Summer slowdown? What summer slowdown? It's been a news-filled week.

Janie Davies revealed that ENRC has held talks with five of the world’s largest metal trading firms to outsource marketing rights to its products in exchange for pre-financing of material.

The Kazakh miner is understood to be discussing outsourcing its iron ore marketing to Trafigura in return for pre-financing of material. 

ENRC's strategy is to reduce debt and access cash at better rates than it had been able to secure from banks following its privatisation last year, sources said.

Members of the London Bullion Market Assn (LBMA), meanwhile, gave their backing to a joint proposal by CME Group and Thomson Reuters to administer the silver fix from August 14.

In other exchange news, the number of ring-dealing members on the London Metal Exchange will soon drop to ten as Newedge and Société Générale merge their floor teams, Metal Bulletin understands.

Hedge funds in China turned their attention to the zinc market, where open interest on the Shanghai Futures Exchange has risen steeply over the past month. 

For more on the Chinese hedge funds, click here.

And physical zinc traders have been looking to pick up warrants in New Orleans following the effective disappearance of the queue to withdraw metal from London Metal Exchange warehouses at the Louisiana port.

In aluminium, Alcoa increased its forecast global aluminium supply deficit for the year.

The Pittsburgh-based company is estimating a 2014 supply deficit of 930,000 tonnes, up 27.4% from a 730,000-tonne deficit estimated in the first quarter.

And premiums continued to soar.

Third-quarter aluminium deals for delivery at main Japanese ports settled at record levels of $400-408 per tonne cif basis, about 10% higher than the previous quarter, Metal Bulletin’s Shivani Singh wrote.

Qingdao continued to make headlines this week, as Standard Bank confirmed it has an exposure of $170 million related to aluminium held in a bonded warehouse in the Chinese port.

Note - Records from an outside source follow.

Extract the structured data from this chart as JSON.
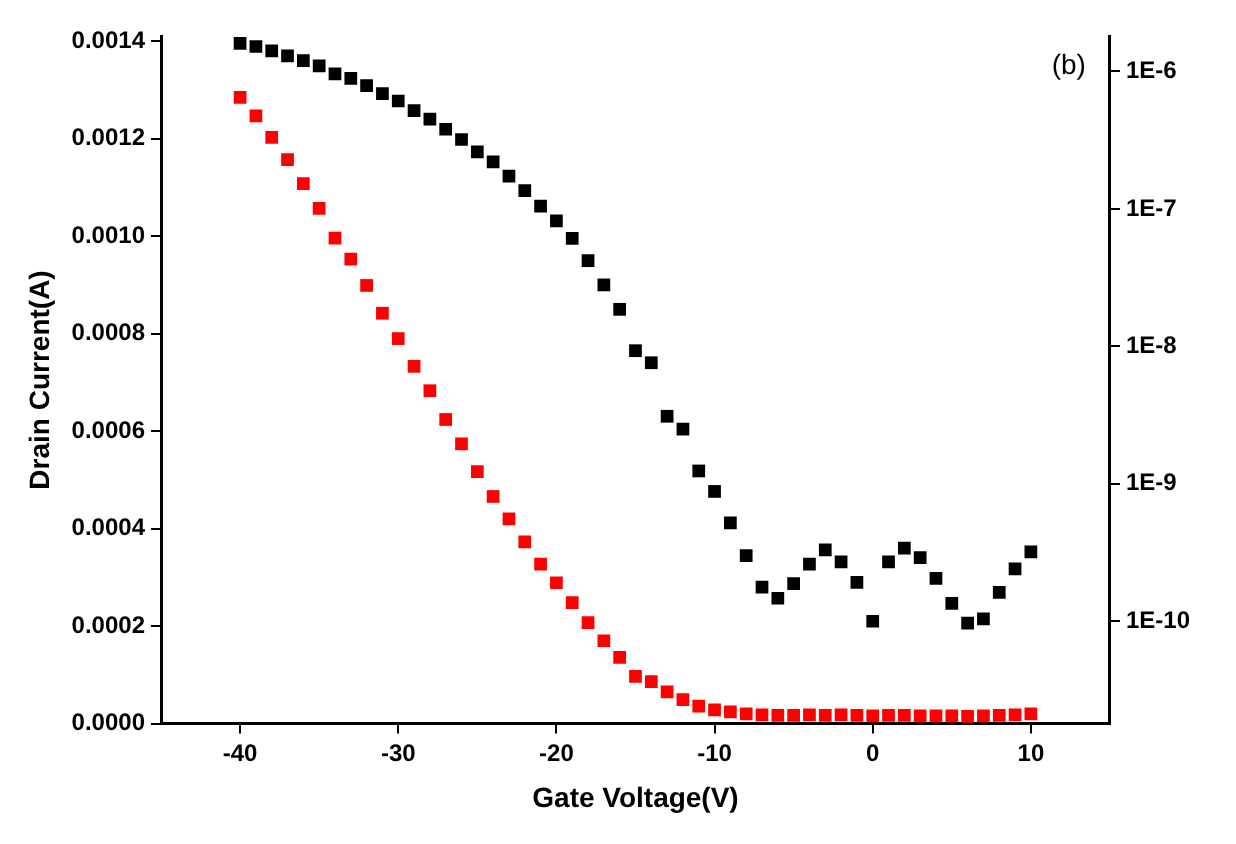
{
  "chart_data": {
    "type": "scatter",
    "xlabel": "Gate Voltage(V)",
    "ylabel": "Drain Current(A)",
    "annotations": [
      "(b)"
    ],
    "x": [
      -40,
      -39,
      -38,
      -37,
      -36,
      -35,
      -34,
      -33,
      -32,
      -31,
      -30,
      -29,
      -28,
      -27,
      -26,
      -25,
      -24,
      -23,
      -22,
      -21,
      -20,
      -19,
      -18,
      -17,
      -16,
      -15,
      -14,
      -13,
      -12,
      -11,
      -10,
      -9,
      -8,
      -7,
      -6,
      -5,
      -4,
      -3,
      -2,
      -1,
      0,
      1,
      2,
      3,
      4,
      5,
      6,
      7,
      8,
      9,
      10
    ],
    "series": [
      {
        "color": "#ff0000",
        "values": [
          0.001285,
          0.001247,
          0.001203,
          0.001157,
          0.001108,
          0.001057,
          0.000996,
          0.000953,
          0.000899,
          0.000842,
          0.00079,
          0.000733,
          0.000683,
          0.000624,
          0.000574,
          0.000517,
          0.000466,
          0.00042,
          0.000373,
          0.000327,
          0.000289,
          0.000248,
          0.000207,
          0.00017,
          0.000136,
          9.7e-05,
          8.6e-05,
          6.5e-05,
          4.9e-05,
          3.6e-05,
          2.8e-05,
          2.4e-05,
          2e-05,
          1.8e-05,
          1.7e-05,
          1.7e-05,
          1.8e-05,
          1.7e-05,
          1.8e-05,
          1.7e-05,
          1.6e-05,
          1.7e-05,
          1.7e-05,
          1.6e-05,
          1.6e-05,
          1.6e-05,
          1.5e-05,
          1.6e-05,
          1.7e-05,
          1.8e-05,
          2e-05
        ]
      },
      {
        "color": "#000000",
        "axis": "y2",
        "values": [
          1.6e-06,
          1.52e-06,
          1.41e-06,
          1.3e-06,
          1.2e-06,
          1.1e-06,
          9.6e-07,
          8.9e-07,
          7.9e-07,
          6.9e-07,
          6.1e-07,
          5.2e-07,
          4.5e-07,
          3.8e-07,
          3.2e-07,
          2.6e-07,
          2.2e-07,
          1.73e-07,
          1.36e-07,
          1.05e-07,
          8.2e-08,
          6.1e-08,
          4.2e-08,
          2.8e-08,
          1.86e-08,
          9.3e-09,
          7.6e-09,
          3.1e-09,
          2.5e-09,
          1.24e-09,
          8.8e-10,
          5.2e-10,
          3e-10,
          1.77e-10,
          1.47e-10,
          1.88e-10,
          2.6e-10,
          3.3e-10,
          2.7e-10,
          1.92e-10,
          1e-10,
          2.7e-10,
          3.4e-10,
          2.9e-10,
          2.05e-10,
          1.35e-10,
          9.7e-11,
          1.04e-10,
          1.62e-10,
          2.4e-10,
          3.2e-10
        ]
      }
    ],
    "xlim": [
      -45,
      15
    ],
    "xticks": [
      -40,
      -30,
      -20,
      -10,
      0,
      10
    ],
    "ylim": [
      0,
      0.00141
    ],
    "yticks": [
      {
        "value": 0,
        "label": "0.0000"
      },
      {
        "value": 0.0002,
        "label": "0.0002"
      },
      {
        "value": 0.0004,
        "label": "0.0004"
      },
      {
        "value": 0.0006,
        "label": "0.0006"
      },
      {
        "value": 0.0008,
        "label": "0.0008"
      },
      {
        "value": 0.001,
        "label": "0.0010"
      },
      {
        "value": 0.0012,
        "label": "0.0012"
      },
      {
        "value": 0.0014,
        "label": "0.0014"
      }
    ],
    "y2lim": [
      1.8e-11,
      1.8e-06
    ],
    "y2ticks": [
      {
        "value": 1e-10,
        "label": "1E-10"
      },
      {
        "value": 1e-09,
        "label": "1E-9"
      },
      {
        "value": 1e-08,
        "label": "1E-8"
      },
      {
        "value": 1e-07,
        "label": "1E-7"
      },
      {
        "value": 1e-06,
        "label": "1E-6"
      }
    ],
    "log": "y2",
    "grid": false,
    "marker": "square"
  }
}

It has begun legal proceedings in the Chinese province of Shandong “to protect its position”. 

In copper, the Qingdao investigation, production problems in Chile, and smelter disruptions in China may not yet have managed to severely disrupt the ability of market participants to source copper units when they need to.

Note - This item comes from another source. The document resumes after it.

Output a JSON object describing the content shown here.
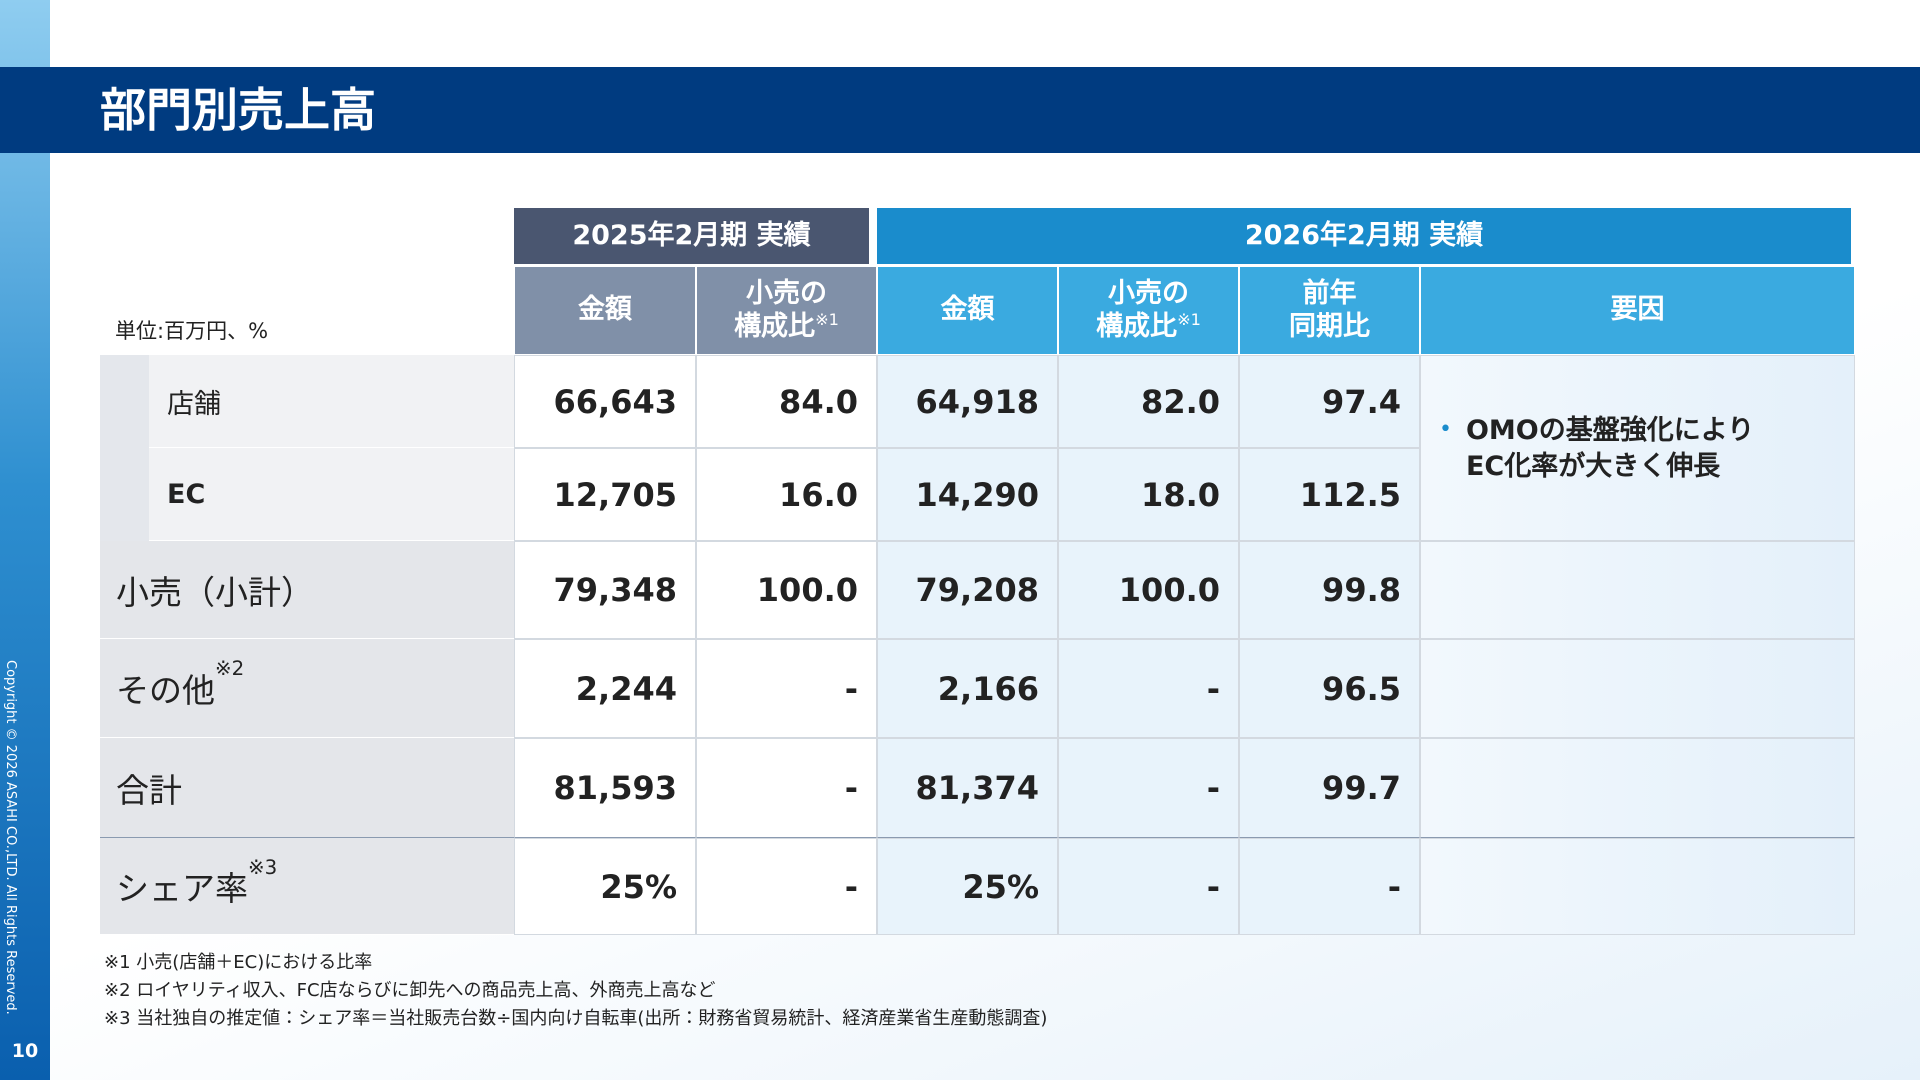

But as Andrea Hotter writes, once the supply of material gets tighter and official warehouse stocks are relied on more heavily, the copper market could start to realise it's a lot less supplied than many currently perceive. 

And finally, Metal Bulletin revealed on Friday that China's State Reserve Bureau plans to buy cobalt for its reserves.

The removal of several hundred tonnes of metal is sure to add momentum to the price rally, market sources said.